I understand it except for why in the first line you put …("\"2\" is a "… why all the slash marks as apposed to …("2 is a "…?
In Lua (and indeed in a lot of languages), if you place a backslash in a string it's treated as an "escape" character. This means that the following character is to be treated in a special way.
Say you want to print a quotation mark. Catch is, you use quotation marks to signify the start and end of what you want to print! Try running this and see how far you get:
print(""")
The quote is one of those characters that can be escaped, and in this case doing so tells Lua that you actually want to represent a quotation mark within the string. Eg:
print("\"")
\n is another common usage of the escape character - that indicates that you want to perform a line break. Given how quotes are treated, you can probably guess what to do if you want to put an actual backslash within your strings.
I tested it the first time with an odd number for width which works just fine. Later realizing that even numbers still staircase. The program does everything right on odd widths because it alternates turns and with the 180 brings it back. If ending on an even though it drops and then continues to the right. creating this staircase effect like before. I tried playing with this a bit. Even tried to create a couple of functions that would get called to correct this error but they all failed to current the problem. There has to be a way to fix this but I have no idea how to do it.
Consider: At present, the turtle travels along a pattern where for each layer it will turn right/left/right/left/etc. That's fine for an odd width, but not for an even one - in an even situation, it'd need to do one layer according to the right/left pattern, the next according to a left/right pattern, then back to right/left, and so on downwards.
Now, you
could expand out the turning check to determine whether or not the width is even or not, and if it
is, then add the current depth counter to the current width counter when performing the bit.band() check to determine direction. This would achieve the desired effect, but the code would be a bit lengthy and ugly.
(Well, without a ternary, but let's not get into those yet.)
What I'd suggest is to wait until the end of each layer,
then check to see if the width is odd. If it is, then do the usual 180 and continue, but if
not, then turn just 90 degrees and switch the width and the length of the shaft around. This then makes the right/left pattern viable for all layers.
The code would look like this:
turtle.digDown()
turtle.down()
if bit.band(w,1) == 1 then
-- Width of the shaft is odd, carry on as before:
turtle.turnRight()
turtle.turnRight()
else
-- Width of the shaft is even; change the orientation of the dig:
turtle.turnRight()
local temp = w
w = l
l = temp
end
By the way, on line 10 you're really wanting to bear in mind that the turtle already starts inside the first block of each lane, and therefore only needs to dig out length - 1 blocks from that point:
for j=1, l - 1 do
If the chunk that it is working in is no longer loaded for me or anyone on the server will it keep running?
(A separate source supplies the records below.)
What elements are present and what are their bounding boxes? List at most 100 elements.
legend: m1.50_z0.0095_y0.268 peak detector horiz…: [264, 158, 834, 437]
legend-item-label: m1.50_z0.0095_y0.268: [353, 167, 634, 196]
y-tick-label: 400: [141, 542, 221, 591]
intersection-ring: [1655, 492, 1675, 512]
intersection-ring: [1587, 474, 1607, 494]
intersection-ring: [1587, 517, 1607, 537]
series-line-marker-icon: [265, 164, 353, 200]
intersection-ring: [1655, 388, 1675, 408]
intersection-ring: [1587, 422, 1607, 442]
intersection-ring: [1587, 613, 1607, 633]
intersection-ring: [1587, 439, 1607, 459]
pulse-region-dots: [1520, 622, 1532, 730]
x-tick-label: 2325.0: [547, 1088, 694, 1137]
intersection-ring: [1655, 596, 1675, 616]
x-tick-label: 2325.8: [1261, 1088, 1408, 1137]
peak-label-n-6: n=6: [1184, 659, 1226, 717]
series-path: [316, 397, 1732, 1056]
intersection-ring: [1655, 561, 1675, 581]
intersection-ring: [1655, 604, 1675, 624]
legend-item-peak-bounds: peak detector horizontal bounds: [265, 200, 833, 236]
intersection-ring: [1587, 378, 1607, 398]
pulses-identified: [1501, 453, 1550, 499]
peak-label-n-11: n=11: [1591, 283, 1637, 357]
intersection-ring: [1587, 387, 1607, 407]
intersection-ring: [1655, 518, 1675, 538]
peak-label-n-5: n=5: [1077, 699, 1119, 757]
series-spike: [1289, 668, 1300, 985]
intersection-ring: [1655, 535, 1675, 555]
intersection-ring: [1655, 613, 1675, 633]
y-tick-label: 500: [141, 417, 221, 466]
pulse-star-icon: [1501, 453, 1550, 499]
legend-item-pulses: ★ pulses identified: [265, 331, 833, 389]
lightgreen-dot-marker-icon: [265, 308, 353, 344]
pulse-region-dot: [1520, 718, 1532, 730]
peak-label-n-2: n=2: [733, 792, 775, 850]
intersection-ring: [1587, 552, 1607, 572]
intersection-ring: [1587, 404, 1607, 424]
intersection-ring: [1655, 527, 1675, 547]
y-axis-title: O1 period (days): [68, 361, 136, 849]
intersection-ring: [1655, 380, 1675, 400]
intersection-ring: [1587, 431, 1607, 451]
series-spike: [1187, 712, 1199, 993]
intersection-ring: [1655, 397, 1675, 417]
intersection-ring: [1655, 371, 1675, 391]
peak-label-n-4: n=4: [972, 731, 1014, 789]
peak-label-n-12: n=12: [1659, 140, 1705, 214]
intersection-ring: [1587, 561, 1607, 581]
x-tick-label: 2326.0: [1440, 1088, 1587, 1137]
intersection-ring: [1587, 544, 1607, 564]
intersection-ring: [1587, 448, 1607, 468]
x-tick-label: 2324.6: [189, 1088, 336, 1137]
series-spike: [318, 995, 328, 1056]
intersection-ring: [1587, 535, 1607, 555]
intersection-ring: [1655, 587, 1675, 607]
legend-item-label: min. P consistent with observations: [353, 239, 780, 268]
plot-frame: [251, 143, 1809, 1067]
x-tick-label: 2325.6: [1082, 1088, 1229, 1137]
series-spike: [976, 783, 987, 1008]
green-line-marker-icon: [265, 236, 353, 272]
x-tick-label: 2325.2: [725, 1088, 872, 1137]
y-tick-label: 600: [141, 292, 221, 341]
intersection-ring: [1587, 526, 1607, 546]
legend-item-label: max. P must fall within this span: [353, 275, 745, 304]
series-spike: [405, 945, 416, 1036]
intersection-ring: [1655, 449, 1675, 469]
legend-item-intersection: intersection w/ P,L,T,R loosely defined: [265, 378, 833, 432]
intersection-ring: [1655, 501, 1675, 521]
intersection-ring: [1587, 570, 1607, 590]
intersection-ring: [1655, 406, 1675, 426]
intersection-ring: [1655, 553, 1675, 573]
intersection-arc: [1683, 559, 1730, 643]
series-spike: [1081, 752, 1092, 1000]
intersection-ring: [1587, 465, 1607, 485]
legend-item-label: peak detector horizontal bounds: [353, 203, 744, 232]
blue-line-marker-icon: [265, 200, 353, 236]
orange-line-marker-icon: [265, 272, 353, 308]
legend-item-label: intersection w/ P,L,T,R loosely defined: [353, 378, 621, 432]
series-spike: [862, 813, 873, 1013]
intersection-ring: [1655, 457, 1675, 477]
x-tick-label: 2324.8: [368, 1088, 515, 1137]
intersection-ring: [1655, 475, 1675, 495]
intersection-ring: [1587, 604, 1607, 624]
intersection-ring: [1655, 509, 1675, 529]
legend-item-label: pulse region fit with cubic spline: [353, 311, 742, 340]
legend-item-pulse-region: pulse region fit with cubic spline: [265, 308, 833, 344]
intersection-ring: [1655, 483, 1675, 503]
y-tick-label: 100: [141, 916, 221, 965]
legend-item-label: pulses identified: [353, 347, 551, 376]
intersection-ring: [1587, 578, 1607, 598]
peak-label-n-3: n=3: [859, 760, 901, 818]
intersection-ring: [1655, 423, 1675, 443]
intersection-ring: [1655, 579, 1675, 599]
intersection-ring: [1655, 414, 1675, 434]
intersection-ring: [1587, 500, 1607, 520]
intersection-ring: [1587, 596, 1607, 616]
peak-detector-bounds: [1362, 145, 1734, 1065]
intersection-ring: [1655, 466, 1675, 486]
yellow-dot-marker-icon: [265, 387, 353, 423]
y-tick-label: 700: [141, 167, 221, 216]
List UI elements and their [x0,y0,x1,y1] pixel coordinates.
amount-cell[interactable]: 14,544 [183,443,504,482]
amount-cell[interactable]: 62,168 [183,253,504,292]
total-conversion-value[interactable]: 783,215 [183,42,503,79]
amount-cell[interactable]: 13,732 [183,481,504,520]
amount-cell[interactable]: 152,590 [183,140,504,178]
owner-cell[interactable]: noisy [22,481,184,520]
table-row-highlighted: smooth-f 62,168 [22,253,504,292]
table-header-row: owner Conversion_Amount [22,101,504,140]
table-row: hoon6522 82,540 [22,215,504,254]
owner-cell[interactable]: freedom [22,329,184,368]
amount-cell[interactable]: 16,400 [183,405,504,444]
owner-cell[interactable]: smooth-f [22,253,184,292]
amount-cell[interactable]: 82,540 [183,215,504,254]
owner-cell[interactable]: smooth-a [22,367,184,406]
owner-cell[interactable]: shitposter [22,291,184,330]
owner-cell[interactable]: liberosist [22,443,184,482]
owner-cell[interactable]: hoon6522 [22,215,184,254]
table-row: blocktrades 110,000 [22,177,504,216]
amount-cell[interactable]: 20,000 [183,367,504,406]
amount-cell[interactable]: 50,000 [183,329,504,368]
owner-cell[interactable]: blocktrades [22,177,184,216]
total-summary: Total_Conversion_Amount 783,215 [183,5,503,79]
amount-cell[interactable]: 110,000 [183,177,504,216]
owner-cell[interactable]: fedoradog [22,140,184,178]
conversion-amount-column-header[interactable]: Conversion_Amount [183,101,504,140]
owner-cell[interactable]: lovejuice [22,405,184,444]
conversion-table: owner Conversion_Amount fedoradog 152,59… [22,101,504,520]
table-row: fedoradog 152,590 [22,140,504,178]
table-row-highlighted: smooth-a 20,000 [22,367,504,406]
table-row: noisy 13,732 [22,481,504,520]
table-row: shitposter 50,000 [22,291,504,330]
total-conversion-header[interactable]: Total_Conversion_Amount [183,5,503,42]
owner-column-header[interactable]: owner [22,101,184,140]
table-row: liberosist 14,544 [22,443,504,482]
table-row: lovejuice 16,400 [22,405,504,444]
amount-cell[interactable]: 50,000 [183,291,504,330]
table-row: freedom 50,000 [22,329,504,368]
Does the turtle keep it loaded?
KoGY mostly has this covered, but usually the answer is to build and place a dedicated chunk loader in the area. In fact, depending on the mods you've got available, in some cases it's possible to integrate a chunk loader module into the turtles themselves (in a similar way to how you craft them together with crafting tables and pickaxes and so on).
In many circumstances, the
GPS API can be invaluable when coding turtles that can restart themselves after eg a server reboot. Unfortunately it's not all that useful unless you're dealing with a "fully automated" turtle - eg, one which harvests the same farm over and over again (and so has cause to return often to a certain location in the world anyway, and doesn't really care about what it was doing when the reboot happened specifically), as opposed to a digging turtle, which is unlikely to ever mine out the same shaft more than once and needs to know exactly where it was up to when the restart happened.